I have it running in parallel with Plex to keep an eye on its progress. There is a lot of things that do not just work. Hardware Encoding for example, or safe remote access
I install Jellyfin using docker, go to the web address, make the credentials for it and I am up and running.
For Plex you need to do that whole gain ownership song and dance which is a pain if you don’t have full console and file access like on TrueNas.
My comment wasn’t for you then, it’s for people curious in an alternative but may be hesitant. Some people enjoy learning new things.
And Plex doesn’t require any. It’s okay to accept that one product can be more polished than the other, and Plex has a lot of stuff that “just works”
And it is ok to accept that Plex is getting worse and worse. Only reason why ppl use it these days is because they still have an old lifetime pass. As soon as they take it away or introduce a new tier of features or even removing features of it, they will swarming away from Plex.
And they will!
OC never said anything to do with your comment, you seem to be really offended by recommending an alternative to a tool that you use.

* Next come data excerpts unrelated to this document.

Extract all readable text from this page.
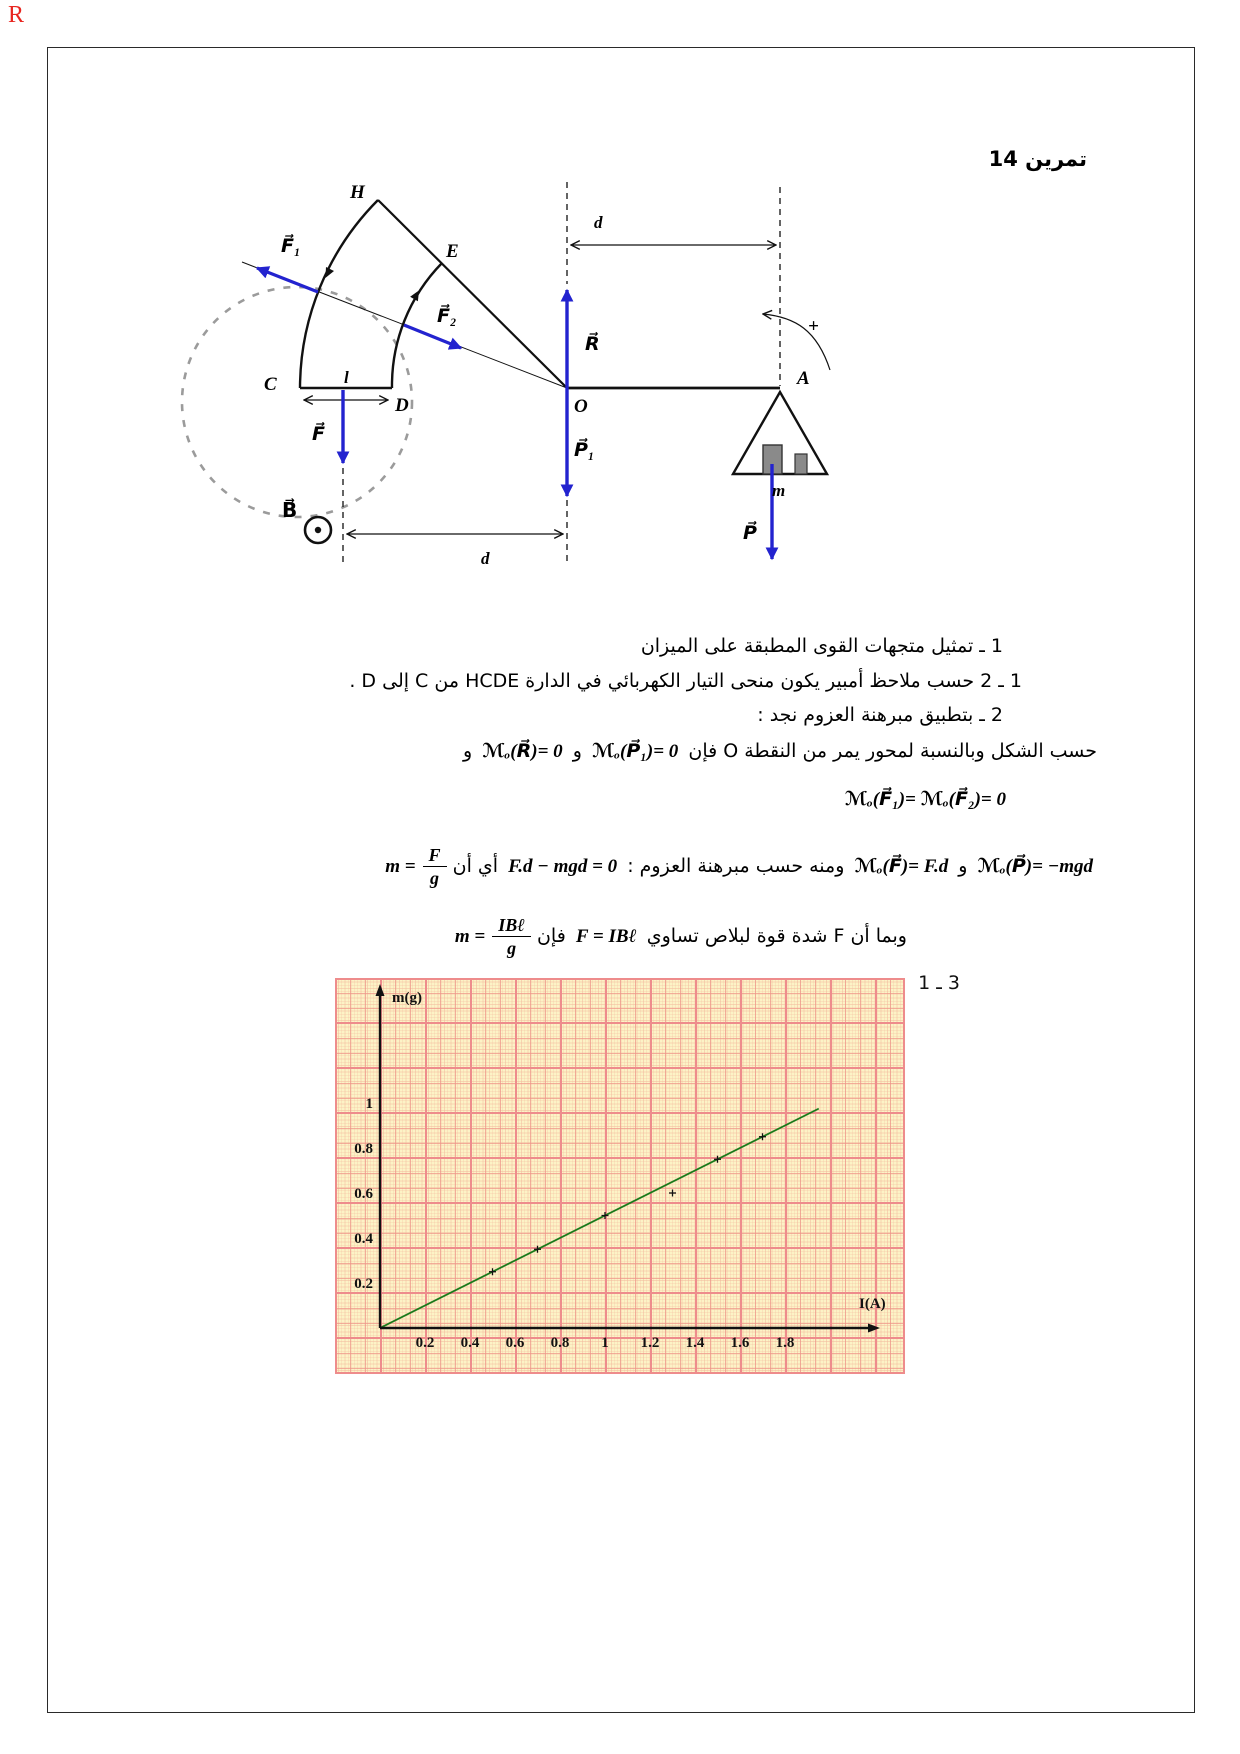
R
تمرين 14
H
E
C
D	O
A
m
l
d
d
+
F⃗₁
F⃗₂
F⃗
R⃗
P⃗₁
P⃗
B⃗
1 ـ تمثيل متجهات القوى المطبقة على الميزان
1 ـ 2 حسب ملاحظ أمبير يكون منحى التيار الكهربائي في الدارة HCDE من C إلى D .
2 ـ بتطبيق مبرهنة العزوم نجد :
حسب الشكل وبالنسبة لمحور يمر من النقطة O فإن ℳₒ(P⃗₁)= 0 و ℳₒ(R⃗)= 0 و
ℳₒ(F⃗₁)= ℳₒ(F⃗₂)= 0
ℳₒ(P⃗)= −mgd و ℳₒ(F⃗)= F.d ومنه حسب مبرهنة العزوم : F.d − mgd = 0 أي أن
$m = \frac{F}{g}$
وبما أن F شدة قوة لبلاص تساوي F = IBℓ فإن
$m = \frac{\text{IBℓ}}{g}$
3 ـ 1
0.2
0.4
0.6
0.8
1
0.2 0.4 0.6 0.8 1 1.2 1.4 1.6 1.8
m(g)
I(A)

The company’s blog post also described a number of improvements they plan to make
After you pay: “oops, we won’t”
As a lifetime owner, the number of features they’ve deprecated is probably the worst part.
- Photo support (luckily Immich came along)
- Tidal integration (no idea if that was Plex or Tidal’s decision)
- Plugins (god forbid anyone add the functionality they keep removing)
It’s close between that and the last app overhaul that removed a bunch of functionality.
So basically, they just want to phase our the lifetime plan, but they know removing it outright would cause outrage so they “just” increase the price to massively lower interest and then say: “Well nobody wanted it so we removed the product”.
I swear to god plex and the profiteering sons of bitches behind it can go fuck themselves.
It’s good “fuck off” pricing.
The make more off of FAAS then lifetime sub’s. More of their users are FAAS users them stream your own.